Reduced threshold for myocardial cell calcium intolerance in the rat heart with aging. Hano, Osamu, Konstantin Yu. Bogdanov, Makoto Sakai, Robert G. Danziger, Harold A. Spurgeon, and Edward G. Lakatta. Laboratory of Cardiovascular Science, Gerontology Research Center, National Institute on Aging, National Institutes of Health, Baltimore, Maryland, 21224, U.S.A. Present Address: The Third Department of Internal Medicine, Nagasaki University School of Medicine, Nagasaki, Japan; Institute of Experimental Cardiology, National Cardiology Research Center, Russian Academy of Medical Sciences, Moscow, USSR; Tokyo Metropolitan Geriatric Hospital, Tokyo, Japan; Columbia University, New York, N.Y.
APStracts 2:0224H, 1995.
To determine whether advancing age is accompanied by a reduced Ca2+ tolerance, we measured: Ca2+-dependent diastolic pressure, prolonged relaxation and systolic functional deterioration, spontaneous sarcoplasmic reticulum (SR) generated Ca2+ oscillations, detected as scattered laser light intensity fluctuations (SLIF), aftercontractions and ventricular fibrillation in isolated, isovolumic, atrio-ventricular (AV)-blocked intact hearts from 24-26 mo (old) and 6-8 mo male Wistar rats (young).
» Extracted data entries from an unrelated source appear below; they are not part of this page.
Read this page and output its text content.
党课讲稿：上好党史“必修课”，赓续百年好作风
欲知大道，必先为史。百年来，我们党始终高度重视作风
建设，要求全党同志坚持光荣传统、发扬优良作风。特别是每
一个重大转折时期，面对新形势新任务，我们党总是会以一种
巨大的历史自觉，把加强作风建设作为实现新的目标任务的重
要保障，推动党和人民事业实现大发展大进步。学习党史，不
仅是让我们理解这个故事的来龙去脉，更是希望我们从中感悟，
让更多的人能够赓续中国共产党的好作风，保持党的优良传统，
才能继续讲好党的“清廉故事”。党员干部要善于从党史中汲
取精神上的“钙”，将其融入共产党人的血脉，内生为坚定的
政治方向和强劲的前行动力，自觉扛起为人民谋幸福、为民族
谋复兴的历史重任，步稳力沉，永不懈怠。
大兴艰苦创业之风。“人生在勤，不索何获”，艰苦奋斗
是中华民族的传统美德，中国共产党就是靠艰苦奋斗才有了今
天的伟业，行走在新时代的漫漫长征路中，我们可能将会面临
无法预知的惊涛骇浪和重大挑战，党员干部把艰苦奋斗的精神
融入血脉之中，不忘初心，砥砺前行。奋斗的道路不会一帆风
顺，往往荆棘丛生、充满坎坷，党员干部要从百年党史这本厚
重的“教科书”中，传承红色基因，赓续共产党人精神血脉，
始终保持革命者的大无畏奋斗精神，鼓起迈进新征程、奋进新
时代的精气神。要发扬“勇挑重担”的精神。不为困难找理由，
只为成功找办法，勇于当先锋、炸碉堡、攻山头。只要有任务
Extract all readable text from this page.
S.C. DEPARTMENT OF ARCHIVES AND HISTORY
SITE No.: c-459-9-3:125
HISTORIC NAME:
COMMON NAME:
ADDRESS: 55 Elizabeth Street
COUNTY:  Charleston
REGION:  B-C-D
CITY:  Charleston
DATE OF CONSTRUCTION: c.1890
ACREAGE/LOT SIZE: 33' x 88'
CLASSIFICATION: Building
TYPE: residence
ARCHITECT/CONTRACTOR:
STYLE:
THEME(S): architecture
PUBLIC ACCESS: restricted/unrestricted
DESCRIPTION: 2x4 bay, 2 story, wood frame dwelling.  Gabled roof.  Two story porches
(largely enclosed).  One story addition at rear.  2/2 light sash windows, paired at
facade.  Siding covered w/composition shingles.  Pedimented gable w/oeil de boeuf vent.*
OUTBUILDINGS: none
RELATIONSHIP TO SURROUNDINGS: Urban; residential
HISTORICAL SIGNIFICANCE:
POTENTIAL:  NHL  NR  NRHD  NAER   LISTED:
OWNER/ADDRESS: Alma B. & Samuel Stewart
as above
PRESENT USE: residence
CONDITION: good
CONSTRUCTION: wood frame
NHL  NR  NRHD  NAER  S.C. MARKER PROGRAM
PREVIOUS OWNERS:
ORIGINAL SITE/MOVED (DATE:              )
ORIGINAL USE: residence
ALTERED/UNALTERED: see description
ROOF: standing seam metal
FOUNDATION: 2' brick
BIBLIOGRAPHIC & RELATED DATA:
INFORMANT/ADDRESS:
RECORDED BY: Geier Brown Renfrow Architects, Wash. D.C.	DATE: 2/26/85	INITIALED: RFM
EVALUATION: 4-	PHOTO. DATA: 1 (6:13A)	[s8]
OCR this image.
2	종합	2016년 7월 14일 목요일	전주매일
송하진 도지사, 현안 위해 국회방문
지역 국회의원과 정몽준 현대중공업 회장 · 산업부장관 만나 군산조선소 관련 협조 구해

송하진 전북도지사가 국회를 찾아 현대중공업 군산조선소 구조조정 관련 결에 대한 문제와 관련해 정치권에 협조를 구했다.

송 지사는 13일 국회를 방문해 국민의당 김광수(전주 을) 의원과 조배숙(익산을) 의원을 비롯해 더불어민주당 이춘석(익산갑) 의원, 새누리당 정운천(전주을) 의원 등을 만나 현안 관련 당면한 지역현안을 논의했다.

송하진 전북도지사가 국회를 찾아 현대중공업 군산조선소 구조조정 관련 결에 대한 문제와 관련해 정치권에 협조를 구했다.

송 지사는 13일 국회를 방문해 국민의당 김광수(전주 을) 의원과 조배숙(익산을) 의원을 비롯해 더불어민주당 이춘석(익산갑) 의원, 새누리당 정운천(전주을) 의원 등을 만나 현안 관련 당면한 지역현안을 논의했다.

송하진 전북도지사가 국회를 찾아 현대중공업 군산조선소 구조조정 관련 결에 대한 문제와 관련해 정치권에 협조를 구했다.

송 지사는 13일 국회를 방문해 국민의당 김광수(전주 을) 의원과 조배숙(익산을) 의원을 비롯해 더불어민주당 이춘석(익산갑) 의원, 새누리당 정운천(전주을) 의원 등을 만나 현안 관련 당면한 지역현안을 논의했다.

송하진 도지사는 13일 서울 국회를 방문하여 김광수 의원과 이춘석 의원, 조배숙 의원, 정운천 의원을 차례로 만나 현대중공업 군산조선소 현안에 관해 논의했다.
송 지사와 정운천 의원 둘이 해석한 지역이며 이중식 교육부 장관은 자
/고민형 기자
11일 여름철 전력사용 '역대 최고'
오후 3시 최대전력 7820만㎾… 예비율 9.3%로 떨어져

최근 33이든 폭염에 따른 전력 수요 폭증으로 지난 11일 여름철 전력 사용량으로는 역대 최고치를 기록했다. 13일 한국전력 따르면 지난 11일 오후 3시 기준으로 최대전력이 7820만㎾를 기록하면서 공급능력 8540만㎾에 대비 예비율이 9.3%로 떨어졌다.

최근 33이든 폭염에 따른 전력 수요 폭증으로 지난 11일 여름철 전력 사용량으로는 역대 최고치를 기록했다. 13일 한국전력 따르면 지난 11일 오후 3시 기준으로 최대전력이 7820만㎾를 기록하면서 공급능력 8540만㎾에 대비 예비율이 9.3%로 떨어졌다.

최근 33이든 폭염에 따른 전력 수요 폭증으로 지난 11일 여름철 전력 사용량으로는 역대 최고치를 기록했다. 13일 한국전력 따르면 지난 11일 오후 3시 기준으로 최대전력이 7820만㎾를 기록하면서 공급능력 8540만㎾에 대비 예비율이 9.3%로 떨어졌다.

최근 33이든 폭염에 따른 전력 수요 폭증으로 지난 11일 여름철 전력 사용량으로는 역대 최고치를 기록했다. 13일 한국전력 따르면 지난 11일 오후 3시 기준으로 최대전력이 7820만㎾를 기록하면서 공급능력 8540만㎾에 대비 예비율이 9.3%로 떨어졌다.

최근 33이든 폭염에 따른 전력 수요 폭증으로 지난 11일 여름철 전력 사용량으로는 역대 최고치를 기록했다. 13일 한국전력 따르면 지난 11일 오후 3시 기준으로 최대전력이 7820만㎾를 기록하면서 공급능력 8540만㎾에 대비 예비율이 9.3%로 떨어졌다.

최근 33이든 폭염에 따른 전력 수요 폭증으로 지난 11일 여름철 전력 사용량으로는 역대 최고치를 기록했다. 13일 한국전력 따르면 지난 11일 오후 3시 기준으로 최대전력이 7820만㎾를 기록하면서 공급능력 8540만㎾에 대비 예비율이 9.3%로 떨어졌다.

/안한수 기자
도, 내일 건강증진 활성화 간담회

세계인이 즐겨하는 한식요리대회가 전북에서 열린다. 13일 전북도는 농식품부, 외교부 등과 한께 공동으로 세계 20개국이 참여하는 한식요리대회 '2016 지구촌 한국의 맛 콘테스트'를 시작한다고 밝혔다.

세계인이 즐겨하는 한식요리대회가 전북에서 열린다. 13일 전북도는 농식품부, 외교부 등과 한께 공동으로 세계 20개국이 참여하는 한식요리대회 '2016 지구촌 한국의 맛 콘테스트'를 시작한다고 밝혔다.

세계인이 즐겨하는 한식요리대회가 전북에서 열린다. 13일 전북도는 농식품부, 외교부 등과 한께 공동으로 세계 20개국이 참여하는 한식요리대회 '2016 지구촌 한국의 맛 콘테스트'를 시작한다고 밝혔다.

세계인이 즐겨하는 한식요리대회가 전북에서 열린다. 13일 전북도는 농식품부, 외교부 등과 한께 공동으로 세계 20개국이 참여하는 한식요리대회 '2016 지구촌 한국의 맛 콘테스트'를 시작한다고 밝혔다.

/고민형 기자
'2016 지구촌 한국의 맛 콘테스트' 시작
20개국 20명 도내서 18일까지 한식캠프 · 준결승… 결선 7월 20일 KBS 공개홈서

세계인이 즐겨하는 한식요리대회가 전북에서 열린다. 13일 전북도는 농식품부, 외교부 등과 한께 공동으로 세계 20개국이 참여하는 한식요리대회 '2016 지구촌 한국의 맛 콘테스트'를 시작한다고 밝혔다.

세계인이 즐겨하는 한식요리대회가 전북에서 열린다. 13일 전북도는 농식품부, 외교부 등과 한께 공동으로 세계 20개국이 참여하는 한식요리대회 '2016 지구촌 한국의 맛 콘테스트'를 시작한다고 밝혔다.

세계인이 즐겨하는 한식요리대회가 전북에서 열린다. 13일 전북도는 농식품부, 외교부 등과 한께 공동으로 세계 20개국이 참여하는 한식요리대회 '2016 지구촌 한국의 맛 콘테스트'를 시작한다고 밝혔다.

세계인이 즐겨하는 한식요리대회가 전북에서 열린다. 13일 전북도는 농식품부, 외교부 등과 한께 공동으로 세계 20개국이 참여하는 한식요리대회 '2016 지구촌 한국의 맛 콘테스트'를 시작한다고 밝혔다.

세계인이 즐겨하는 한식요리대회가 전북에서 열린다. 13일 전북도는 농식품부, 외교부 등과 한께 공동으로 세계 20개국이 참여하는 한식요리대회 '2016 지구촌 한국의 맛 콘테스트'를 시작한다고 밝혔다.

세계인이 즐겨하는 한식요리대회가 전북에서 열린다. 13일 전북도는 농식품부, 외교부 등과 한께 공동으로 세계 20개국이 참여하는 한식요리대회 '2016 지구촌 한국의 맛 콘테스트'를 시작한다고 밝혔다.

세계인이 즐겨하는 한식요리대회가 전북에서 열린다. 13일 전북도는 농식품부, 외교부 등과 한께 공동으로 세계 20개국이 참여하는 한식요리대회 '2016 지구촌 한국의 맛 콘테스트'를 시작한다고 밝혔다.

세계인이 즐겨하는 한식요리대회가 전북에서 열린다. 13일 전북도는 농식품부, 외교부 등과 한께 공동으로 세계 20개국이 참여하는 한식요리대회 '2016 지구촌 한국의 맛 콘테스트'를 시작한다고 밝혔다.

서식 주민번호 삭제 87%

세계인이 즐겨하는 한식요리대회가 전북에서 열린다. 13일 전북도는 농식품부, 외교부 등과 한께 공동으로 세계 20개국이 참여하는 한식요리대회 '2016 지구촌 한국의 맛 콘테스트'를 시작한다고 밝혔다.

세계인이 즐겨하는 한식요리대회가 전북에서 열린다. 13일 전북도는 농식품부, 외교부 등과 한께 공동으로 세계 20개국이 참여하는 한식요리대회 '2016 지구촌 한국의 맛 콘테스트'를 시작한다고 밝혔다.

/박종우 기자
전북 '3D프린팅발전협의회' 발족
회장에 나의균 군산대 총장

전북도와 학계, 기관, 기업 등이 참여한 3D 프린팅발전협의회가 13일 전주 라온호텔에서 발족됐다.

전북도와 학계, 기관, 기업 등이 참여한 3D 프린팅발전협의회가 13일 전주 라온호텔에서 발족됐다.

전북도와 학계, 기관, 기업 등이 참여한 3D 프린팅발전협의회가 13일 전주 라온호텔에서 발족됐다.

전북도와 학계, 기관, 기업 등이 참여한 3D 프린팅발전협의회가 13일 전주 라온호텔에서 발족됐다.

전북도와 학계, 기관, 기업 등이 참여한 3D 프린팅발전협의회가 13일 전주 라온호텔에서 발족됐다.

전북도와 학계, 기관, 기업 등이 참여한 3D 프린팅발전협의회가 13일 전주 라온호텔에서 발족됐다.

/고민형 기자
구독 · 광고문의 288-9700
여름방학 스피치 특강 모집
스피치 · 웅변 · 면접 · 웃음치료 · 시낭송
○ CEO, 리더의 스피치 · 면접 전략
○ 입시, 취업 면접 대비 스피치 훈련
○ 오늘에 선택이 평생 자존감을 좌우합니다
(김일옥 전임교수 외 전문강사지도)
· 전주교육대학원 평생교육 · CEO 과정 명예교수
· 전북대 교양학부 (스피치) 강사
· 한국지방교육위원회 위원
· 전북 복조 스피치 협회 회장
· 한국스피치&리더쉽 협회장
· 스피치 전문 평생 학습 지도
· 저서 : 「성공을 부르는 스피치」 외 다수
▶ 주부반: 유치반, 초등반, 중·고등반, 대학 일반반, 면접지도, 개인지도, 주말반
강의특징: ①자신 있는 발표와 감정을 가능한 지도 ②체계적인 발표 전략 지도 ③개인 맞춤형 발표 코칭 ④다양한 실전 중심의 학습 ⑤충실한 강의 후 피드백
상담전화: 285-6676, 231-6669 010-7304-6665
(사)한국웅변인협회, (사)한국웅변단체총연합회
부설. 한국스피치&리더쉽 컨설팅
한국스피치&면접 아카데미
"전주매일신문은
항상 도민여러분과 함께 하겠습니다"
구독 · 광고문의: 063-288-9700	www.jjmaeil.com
In enzymatically isolated, single, cardiac myocytes, the likelihood of the occurrence of spontaneous contractile waves driven by spontaneous SR Ca2+ release was also determined. In response to stepwise increases in perfusate [Ca2+], Cao, a reduction in the maximum developed pressure accompanied by an elevation in end-diastolic pressure and a prolonged contraction duration was observed at lower Cao in old vs young hearts (p< 0.01 for each parameter). Furthermore, Ca2+-dependent ventricular fibrillation occurred during pacing in 6 old but in no young hearts (p< 0.01), aftercontractions were observed in 7 old versus 1 young heart (p< 0.01), and SLIF increased to a greater extent in old versus young hearts. In single cardiac myocytes spontaneous contractile waves occurred more frequently with increasing age (p< 0.01). These results indicate that aging is associated with an increased likelihood for the occurrence of SR generated Ca2+ oscillations and functional abnormalities that result from these oscillations. 

Received 9 January 1995; accepted in final form 8 May 1995.
APS Manuscript Number H15-5.
Article publication pending Am. J. Physiol. (Heart Circ. Physiology).
ISSN 1080-4757 Copyright 1995 The American Physiological Society.
Published in APStracts on 30 May 1995.